A witness for the prosecution is a witness who is brought into the court in order to provide testimony which supports the prosecution’s overall case. A witness for the prosecution, thus, would likely provide testimony affirming that the defendant did whatever action he or she is being put on trial for, for example, or otherwise would produce some form of statement which helps to push the jury in favor of the prosecution’s argument.
Because a witness for the prosecution will often be providing testimony which is ultimately critical to the prosecution’s overall case, the prosecution will likely help to establish a witness statement for a witness for the prosecution. Such a witness statement would function as a summary of the facts and evidence which the witness is going to provide in testimony.
Sometimes, a witness statement may actually be all that is necessary for the witness’s evidence to be entered into the trial, as a full out questioning of the witness for the prosecution may be deemed unnecessary in light of the witness statement. In general, however, a witness statement is less often used within the courts of the United States of America, as the deposition and questioning process is much more often used.
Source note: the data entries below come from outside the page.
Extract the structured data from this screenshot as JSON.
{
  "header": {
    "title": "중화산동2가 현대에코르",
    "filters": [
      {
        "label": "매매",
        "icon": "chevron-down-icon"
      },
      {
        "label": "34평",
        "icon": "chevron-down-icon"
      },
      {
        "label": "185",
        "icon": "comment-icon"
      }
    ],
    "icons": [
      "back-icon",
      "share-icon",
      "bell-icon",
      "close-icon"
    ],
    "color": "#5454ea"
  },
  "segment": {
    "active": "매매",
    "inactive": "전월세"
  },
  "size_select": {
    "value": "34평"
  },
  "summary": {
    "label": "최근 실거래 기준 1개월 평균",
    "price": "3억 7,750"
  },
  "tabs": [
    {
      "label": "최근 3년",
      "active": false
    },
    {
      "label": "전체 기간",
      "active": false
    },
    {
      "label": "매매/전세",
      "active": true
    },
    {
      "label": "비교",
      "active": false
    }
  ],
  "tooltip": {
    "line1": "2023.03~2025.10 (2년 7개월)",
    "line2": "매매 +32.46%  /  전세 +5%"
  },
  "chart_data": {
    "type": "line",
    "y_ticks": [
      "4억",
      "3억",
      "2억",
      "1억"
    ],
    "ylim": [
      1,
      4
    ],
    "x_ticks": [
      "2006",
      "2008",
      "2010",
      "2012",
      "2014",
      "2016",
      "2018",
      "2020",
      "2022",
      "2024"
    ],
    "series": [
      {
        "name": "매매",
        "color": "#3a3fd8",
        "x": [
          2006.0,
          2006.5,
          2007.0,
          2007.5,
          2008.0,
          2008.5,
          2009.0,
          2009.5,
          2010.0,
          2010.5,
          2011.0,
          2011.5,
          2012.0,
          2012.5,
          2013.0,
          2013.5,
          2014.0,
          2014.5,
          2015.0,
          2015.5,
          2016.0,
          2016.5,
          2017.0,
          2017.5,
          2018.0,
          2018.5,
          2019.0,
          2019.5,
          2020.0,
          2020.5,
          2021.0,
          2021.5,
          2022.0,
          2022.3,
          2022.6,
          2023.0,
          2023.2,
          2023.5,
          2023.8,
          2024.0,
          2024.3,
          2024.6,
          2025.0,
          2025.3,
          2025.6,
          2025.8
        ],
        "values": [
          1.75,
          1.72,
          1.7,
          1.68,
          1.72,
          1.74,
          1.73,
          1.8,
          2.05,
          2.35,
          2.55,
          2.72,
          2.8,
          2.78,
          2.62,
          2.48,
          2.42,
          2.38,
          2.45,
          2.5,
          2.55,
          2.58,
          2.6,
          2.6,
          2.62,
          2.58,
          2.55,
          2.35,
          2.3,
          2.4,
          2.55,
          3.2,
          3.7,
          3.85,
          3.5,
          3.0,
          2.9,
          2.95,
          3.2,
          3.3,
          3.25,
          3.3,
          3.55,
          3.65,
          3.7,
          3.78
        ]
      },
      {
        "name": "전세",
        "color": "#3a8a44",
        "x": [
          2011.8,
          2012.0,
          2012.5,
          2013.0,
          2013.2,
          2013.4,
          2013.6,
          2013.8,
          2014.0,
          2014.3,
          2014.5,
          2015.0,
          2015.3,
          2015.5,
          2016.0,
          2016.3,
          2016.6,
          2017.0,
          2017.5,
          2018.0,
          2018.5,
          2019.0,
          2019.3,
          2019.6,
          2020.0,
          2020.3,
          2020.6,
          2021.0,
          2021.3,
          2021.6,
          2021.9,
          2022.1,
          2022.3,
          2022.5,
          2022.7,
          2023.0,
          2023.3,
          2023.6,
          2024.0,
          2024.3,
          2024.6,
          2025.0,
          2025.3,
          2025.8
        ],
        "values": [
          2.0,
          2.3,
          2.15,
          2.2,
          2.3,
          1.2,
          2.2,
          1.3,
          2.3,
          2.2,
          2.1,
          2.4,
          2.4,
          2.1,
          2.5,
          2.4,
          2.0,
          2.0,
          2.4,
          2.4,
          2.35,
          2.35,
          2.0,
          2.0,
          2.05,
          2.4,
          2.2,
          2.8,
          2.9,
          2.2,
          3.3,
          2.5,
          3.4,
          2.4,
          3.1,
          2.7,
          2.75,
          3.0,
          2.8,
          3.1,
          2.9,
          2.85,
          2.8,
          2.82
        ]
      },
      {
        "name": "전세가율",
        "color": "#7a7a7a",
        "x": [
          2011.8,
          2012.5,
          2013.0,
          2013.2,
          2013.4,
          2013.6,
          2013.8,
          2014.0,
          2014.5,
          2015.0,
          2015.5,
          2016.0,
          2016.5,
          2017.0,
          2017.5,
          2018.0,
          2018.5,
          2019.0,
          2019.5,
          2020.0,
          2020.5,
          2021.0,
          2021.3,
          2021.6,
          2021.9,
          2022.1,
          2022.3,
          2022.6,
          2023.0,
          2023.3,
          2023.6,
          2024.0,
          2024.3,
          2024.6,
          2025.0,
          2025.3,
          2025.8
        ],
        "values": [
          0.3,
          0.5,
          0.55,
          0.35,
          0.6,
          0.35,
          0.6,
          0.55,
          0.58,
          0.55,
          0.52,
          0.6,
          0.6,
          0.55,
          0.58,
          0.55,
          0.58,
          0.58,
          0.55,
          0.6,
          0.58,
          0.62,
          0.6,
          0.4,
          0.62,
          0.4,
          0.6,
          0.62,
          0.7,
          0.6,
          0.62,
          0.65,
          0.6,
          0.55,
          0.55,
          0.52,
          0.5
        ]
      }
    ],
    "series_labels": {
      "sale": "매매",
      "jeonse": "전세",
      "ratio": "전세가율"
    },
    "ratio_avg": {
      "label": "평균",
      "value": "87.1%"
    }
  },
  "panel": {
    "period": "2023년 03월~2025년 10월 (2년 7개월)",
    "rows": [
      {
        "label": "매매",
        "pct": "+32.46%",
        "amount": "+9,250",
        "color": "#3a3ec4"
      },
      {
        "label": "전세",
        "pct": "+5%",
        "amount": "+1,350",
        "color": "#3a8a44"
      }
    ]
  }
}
The defense of a trial would focus on discrediting, in some fashion, any important witness for the prosecution, in order to take the weight off the testimony given by such a witness for the prosecution. For example, the defense would attempt to prove that it is possible that a witness for the prosecution did not see the things which he or she believes that he or she saw, in order to disprove the testimony of the witness for the prosecution, and thus add to the defense’s overall case.